2. Petitioners' request for leave to proceed is DENIED on their claims for access to the courts, First Amendment free exercise of religion, Eighth Amendment excessive force, Eighth Amendment cruel and unusual punishment and Individuals with Disabilities Education Act for failure to state a claim.
3. Petitioners' request for leave to proceed is DENIED on their First Amendment claim for freedom of expression and their Fourteenth Amendment equal protection claim because the claims are legally frivolous.
4. Respondents Scott McCallum, Richard Verhagan, Unnamed Officials 1-100, Gary Boughton, Brad Hompe, Ted Harig, Steve Beck, Maryann Cook and Chaplain Overbo are dismissed from this case.
5. Petitioners should be aware of the requirement that they send respondent a copy of every paper or document that they file with the court.

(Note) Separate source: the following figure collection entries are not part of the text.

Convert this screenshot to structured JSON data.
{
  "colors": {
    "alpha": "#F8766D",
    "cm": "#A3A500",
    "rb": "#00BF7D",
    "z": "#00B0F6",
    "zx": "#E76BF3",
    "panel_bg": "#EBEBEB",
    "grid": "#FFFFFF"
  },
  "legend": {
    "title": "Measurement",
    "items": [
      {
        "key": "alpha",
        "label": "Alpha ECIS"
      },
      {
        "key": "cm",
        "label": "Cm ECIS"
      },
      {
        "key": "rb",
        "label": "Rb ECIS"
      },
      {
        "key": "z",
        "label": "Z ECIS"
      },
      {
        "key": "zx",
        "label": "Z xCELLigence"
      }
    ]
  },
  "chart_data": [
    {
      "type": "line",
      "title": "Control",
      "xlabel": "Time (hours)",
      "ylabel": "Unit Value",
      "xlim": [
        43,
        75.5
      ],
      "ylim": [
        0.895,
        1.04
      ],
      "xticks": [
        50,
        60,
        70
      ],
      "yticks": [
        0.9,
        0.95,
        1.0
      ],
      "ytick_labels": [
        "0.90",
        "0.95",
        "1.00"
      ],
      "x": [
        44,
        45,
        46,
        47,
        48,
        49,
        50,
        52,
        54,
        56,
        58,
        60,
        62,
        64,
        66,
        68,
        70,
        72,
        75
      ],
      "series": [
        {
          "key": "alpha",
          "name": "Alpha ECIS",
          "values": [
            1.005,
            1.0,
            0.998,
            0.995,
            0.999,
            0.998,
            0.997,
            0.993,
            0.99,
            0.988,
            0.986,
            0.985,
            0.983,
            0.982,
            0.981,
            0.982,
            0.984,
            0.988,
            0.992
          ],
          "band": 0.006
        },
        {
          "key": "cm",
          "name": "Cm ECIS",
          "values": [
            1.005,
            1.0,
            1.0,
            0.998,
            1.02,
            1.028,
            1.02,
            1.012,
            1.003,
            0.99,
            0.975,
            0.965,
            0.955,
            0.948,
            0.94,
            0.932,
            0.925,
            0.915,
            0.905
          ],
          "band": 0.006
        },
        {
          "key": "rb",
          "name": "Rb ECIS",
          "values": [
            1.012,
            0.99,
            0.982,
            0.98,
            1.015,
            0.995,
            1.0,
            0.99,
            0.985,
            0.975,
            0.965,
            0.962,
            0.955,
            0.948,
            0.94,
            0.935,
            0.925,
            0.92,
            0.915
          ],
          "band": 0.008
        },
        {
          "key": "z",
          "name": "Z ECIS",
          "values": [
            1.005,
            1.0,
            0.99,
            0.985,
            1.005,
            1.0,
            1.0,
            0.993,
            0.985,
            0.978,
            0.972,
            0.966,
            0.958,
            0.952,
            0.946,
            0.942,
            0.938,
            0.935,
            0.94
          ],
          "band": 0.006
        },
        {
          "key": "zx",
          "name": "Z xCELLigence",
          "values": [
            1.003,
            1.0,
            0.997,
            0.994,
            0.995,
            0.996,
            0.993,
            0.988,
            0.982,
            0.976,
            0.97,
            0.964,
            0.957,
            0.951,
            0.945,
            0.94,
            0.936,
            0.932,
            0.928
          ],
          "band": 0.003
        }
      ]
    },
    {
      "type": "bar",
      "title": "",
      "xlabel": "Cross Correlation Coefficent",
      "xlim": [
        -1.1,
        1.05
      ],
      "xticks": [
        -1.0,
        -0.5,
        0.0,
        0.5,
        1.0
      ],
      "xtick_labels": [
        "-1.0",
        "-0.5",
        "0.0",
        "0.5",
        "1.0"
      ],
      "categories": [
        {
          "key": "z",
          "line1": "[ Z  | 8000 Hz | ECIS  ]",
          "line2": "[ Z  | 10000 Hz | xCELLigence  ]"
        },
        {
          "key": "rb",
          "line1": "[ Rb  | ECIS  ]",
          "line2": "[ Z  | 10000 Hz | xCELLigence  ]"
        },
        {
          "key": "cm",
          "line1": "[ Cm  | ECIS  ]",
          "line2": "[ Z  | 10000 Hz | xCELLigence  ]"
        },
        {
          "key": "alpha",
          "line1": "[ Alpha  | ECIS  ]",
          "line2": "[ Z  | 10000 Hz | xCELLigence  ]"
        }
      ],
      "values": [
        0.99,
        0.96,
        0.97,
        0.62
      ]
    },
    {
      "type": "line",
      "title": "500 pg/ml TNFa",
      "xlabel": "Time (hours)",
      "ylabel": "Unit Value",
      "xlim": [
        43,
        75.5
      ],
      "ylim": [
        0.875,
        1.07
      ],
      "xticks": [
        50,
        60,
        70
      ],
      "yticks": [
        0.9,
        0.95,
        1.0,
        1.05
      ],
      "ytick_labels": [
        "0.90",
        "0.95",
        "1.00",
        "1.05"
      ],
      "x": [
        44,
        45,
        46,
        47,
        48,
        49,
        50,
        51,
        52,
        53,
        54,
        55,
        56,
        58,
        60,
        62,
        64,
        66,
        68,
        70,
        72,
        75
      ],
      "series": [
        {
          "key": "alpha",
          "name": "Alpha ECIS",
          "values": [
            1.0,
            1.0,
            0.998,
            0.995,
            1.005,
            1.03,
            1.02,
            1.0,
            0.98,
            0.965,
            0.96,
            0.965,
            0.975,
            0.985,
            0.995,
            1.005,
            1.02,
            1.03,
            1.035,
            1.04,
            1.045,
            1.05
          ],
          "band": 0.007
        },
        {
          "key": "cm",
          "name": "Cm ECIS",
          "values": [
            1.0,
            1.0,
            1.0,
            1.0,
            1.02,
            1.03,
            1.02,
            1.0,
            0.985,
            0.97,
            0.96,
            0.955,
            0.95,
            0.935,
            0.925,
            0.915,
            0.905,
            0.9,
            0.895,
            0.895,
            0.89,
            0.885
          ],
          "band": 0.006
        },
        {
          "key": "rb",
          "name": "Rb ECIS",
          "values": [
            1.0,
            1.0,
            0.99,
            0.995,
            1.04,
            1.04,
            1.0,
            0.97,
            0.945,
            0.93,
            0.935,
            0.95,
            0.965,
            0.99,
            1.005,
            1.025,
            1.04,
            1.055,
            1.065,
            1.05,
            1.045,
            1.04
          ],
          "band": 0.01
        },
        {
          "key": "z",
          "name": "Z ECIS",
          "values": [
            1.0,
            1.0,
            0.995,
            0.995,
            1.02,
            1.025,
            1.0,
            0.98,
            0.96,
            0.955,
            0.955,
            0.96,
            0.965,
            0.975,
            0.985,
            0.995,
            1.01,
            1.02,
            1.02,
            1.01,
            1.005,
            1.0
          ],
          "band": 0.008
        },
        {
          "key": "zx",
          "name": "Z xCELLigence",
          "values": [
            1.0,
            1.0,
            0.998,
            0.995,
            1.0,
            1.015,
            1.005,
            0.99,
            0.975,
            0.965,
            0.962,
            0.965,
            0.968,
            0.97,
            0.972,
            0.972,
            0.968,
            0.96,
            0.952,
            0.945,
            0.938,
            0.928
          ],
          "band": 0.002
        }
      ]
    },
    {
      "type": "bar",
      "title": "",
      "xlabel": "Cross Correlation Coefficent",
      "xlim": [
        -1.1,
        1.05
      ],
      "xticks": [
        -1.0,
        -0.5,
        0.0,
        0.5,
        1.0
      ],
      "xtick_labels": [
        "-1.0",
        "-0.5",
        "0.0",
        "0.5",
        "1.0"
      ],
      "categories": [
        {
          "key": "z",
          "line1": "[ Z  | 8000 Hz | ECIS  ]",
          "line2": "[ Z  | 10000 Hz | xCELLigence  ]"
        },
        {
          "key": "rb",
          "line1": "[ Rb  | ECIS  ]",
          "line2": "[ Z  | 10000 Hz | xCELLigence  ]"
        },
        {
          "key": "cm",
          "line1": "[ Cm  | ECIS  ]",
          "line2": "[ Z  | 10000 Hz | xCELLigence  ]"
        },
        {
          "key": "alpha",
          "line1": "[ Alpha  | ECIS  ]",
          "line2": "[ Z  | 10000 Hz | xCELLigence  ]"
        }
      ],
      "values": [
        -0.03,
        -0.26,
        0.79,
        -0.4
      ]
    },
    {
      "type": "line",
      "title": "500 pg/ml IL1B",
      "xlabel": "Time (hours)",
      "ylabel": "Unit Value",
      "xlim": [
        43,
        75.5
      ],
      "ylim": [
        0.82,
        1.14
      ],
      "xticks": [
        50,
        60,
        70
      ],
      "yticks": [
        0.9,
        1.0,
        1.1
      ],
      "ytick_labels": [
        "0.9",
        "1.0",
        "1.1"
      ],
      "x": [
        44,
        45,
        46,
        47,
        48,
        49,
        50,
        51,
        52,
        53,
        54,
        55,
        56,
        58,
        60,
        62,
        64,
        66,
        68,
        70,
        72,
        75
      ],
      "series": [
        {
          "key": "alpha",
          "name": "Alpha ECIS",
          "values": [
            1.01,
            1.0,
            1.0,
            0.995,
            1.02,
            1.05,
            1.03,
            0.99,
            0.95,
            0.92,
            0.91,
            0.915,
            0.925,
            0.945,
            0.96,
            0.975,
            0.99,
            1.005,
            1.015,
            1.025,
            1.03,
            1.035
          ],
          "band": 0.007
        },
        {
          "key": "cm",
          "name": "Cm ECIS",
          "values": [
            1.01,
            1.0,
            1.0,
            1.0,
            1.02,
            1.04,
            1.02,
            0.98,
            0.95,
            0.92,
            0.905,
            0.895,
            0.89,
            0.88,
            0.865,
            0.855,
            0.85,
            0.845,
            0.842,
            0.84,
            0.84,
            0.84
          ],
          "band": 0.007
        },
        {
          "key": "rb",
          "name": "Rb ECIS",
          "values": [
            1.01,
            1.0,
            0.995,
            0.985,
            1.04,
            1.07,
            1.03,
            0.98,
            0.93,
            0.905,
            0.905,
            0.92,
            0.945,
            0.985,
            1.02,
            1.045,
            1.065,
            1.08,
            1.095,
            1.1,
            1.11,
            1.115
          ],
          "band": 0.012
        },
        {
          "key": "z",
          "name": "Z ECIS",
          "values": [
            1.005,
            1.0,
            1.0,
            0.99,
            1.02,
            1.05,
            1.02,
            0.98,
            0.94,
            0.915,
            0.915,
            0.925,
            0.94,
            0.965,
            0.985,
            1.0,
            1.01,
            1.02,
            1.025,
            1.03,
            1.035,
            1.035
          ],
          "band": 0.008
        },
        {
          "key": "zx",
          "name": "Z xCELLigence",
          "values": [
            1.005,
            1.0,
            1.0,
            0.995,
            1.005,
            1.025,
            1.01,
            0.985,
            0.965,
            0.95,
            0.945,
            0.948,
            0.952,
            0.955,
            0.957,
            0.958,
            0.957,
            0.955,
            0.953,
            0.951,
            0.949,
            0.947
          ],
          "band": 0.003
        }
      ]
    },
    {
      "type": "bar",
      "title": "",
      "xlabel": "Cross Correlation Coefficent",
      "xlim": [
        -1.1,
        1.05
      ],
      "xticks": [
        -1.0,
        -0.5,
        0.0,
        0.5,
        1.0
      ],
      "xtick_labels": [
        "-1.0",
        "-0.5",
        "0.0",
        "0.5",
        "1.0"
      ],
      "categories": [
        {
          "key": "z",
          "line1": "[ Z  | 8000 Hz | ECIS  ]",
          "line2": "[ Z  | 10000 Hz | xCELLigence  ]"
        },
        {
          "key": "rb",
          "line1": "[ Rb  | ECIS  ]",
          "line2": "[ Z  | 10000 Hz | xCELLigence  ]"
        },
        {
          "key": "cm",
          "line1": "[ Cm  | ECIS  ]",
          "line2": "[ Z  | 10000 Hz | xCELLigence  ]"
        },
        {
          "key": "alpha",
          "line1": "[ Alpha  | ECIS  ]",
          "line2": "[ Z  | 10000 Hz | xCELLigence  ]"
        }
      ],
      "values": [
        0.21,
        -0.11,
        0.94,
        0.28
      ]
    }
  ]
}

Once petitioners have learned the identity of the lawyers who will be representing respondent, they should serve the lawyers directly rather than respondent. Petitioners should retain a copy of all documents for their own files. If petitioners do not have access to a photocopy machine, they may send out identical handwritten or typed copies of their documents. The court will disregard any papers or documents submitted by petitioners unless the court's copy shows that a copy has gone to respondent or to respondent's lawyers; and
6. The unpaid balance of petitioners' filing fee is $143.79; this amount is to be paid in monthly payments according to 28 U.S.C. § 1915(b)(2) when the funds become available.